Nearest-neighbor matching can be expressed using a *catchment-area* indicator basis

$\phi_j(z) = \mathbf{1}\{c_j \in \mathrm{NN}_k(z)\}$,

where $\{c_j\}$ are centers and $\mathrm{NN}_k(z)$ is the set of *k* nearest centers of $z$.

```python
from genriesz import KNNCatchmentBasis

centers = X[:200]                  # example
queries = X[200:]                  # example

basis = KNNCatchmentBasis(n_neighbors=3).fit(centers)
Phi = basis(queries)               # dense (n_queries, n_centers)
```

See `examples/ate_synthetic_nn_matching.py` for an end-to-end matching-style ATE estimate.

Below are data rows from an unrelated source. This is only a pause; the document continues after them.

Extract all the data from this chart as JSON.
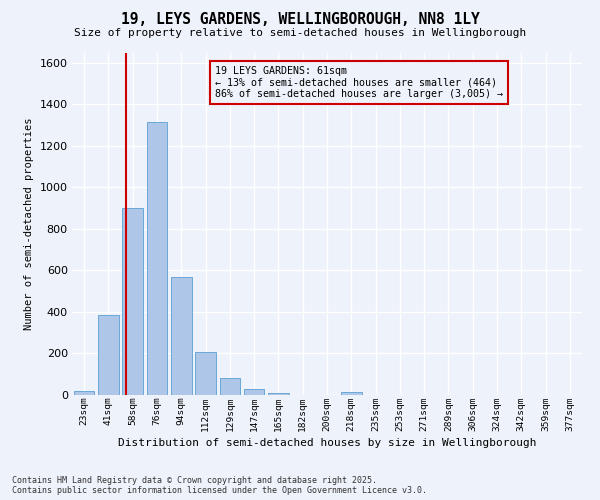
{
  "title": "19, LEYS GARDENS, WELLINGBOROUGH, NN8 1LY",
  "subtitle": "Size of property relative to semi-detached houses in Wellingborough",
  "xlabel": "Distribution of semi-detached houses by size in Wellingborough",
  "ylabel": "Number of semi-detached properties",
  "categories": [
    "23sqm",
    "41sqm",
    "58sqm",
    "76sqm",
    "94sqm",
    "112sqm",
    "129sqm",
    "147sqm",
    "165sqm",
    "182sqm",
    "200sqm",
    "218sqm",
    "235sqm",
    "253sqm",
    "271sqm",
    "289sqm",
    "306sqm",
    "324sqm",
    "342sqm",
    "359sqm",
    "377sqm"
  ],
  "values": [
    18,
    383,
    900,
    1315,
    570,
    205,
    80,
    27,
    12,
    0,
    0,
    15,
    0,
    0,
    0,
    0,
    0,
    0,
    0,
    0,
    0
  ],
  "bar_color": "#aec6e8",
  "bar_edge_color": "#5a9fd4",
  "highlight_line_color": "#cc0000",
  "annotation_text": "19 LEYS GARDENS: 61sqm\n← 13% of semi-detached houses are smaller (464)\n86% of semi-detached houses are larger (3,005) →",
  "annotation_box_color": "#cc0000",
  "ylim": [
    0,
    1650
  ],
  "yticks": [
    0,
    200,
    400,
    600,
    800,
    1000,
    1200,
    1400,
    1600
  ],
  "background_color": "#eef2fa",
  "grid_color": "#ffffff",
  "footer_text": "Contains HM Land Registry data © Crown copyright and database right 2025.\nContains public sector information licensed under the Open Government Licence v3.0.",
  "highlight_bin_index": 2,
  "num_bins": 21,
  "property_size": 61
}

### Random forest leaves (scikit-learn)

You can use a random forest as a feature map by encoding leaf indices:

```python
from sklearn.ensemble import RandomForestRegressor
from genriesz.sklearn_basis import RandomForestLeafBasis

rf = RandomForestRegressor(n_estimators=200, random_state=0)
leaf_basis = RandomForestLeafBasis(rf)
Phi_rf = leaf_basis(X)
```

### Neural network features (PyTorch)

If you have PyTorch installed, you can use a neural network as a **fixed feature map**.

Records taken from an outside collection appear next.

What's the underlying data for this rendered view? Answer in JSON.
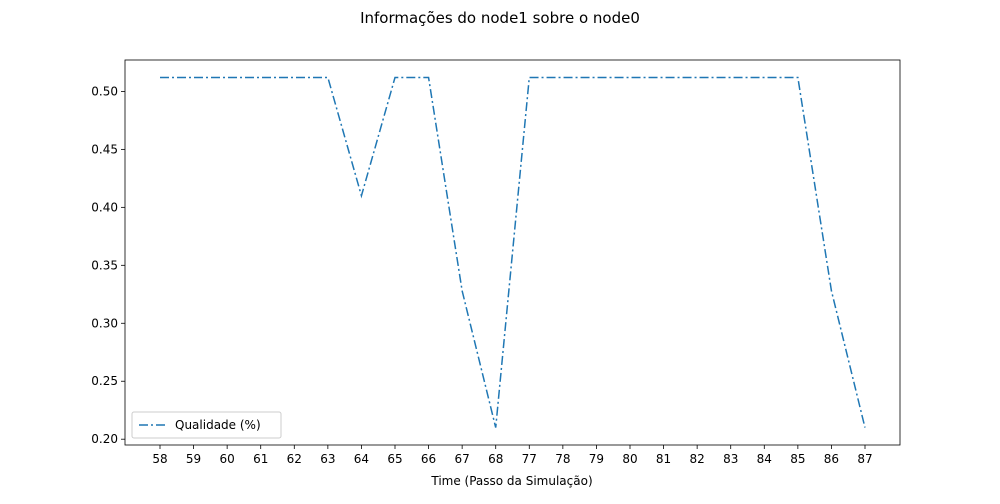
{
  "chart_data": {
    "type": "line",
    "title": "Informações do node1 sobre o node0",
    "xlabel": "Time (Passo da Simulação)",
    "ylabel": "",
    "categories": [
      "58",
      "59",
      "60",
      "61",
      "62",
      "63",
      "64",
      "65",
      "66",
      "67",
      "68",
      "77",
      "78",
      "79",
      "80",
      "81",
      "82",
      "83",
      "84",
      "85",
      "86",
      "87"
    ],
    "series": [
      {
        "name": "Qualidade (%)",
        "color": "#1f77b4",
        "line_style": "dash-dot",
        "values": [
          0.512,
          0.512,
          0.512,
          0.512,
          0.512,
          0.512,
          0.41,
          0.512,
          0.512,
          0.328,
          0.21,
          0.512,
          0.512,
          0.512,
          0.512,
          0.512,
          0.512,
          0.512,
          0.512,
          0.512,
          0.328,
          0.21
        ]
      }
    ],
    "yticks": [
      "0.20",
      "0.25",
      "0.30",
      "0.35",
      "0.40",
      "0.45",
      "0.50"
    ],
    "ylim": [
      0.195,
      0.5271
    ],
    "grid": false,
    "legend_position": "lower-left"
  }
}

See `src/genriesz/torch_basis.py` for a minimal wrapper.

---

## Jupyter notebook

An end-to-end notebook with runnable examples is provided at:

- `notebooks/ATE_example.ipynb`
- `notebooks/ATT_example.ipynb`
- `notebooks/AME_example.ipynb`
- `notebooks/DID_example.ipynb`


---

## References

If you use **genriesz** in academic work, please cite:

- [A Unified Framework for Debiased Machine Learning: Riesz Representer Fitting under Bregman Divergence (arXiv:2601.07752)](https://arxiv.org/abs/2601.07752)  
  - Consolidates earlier related drafts: [arXiv:2509.22122](https://arxiv.org/abs/2509.22122), [arXiv:2510.26783](https://arxiv.org/abs/2510.26783), [arXiv:2510.23534](https://arxiv.org/abs/2510.23534).
  - Bibtex-entry:

    ```
    @misc{Kato2026unifiedframework,
      title={A Unified Framework for Debiased Machine Learning: Riesz Representer Fitting under Bregman Divergence}, 
      author={Masahiro Kato},
      year={2026},
      note={{a}rXiv: 2601.07752},
    }
    ```
- [Direct Bias-Correction Term Estimation for Propensity Scores and Average Treatment Effect Estimation (arXiv:2509.22122)](https://arxiv.org/abs/2509.22122)
- [Nearest Neighbor Matching as Least Squares Density Ratio Estimation and Riesz Regression (arXiv:2510.24433)](https://arxiv.org/abs/2510.24433)

For full bibliography entries (author lists, venues), see [CITATIONS.md](CITATIONS.md).

---

## License

GNU General Public License v3.0 (GPL-3.0).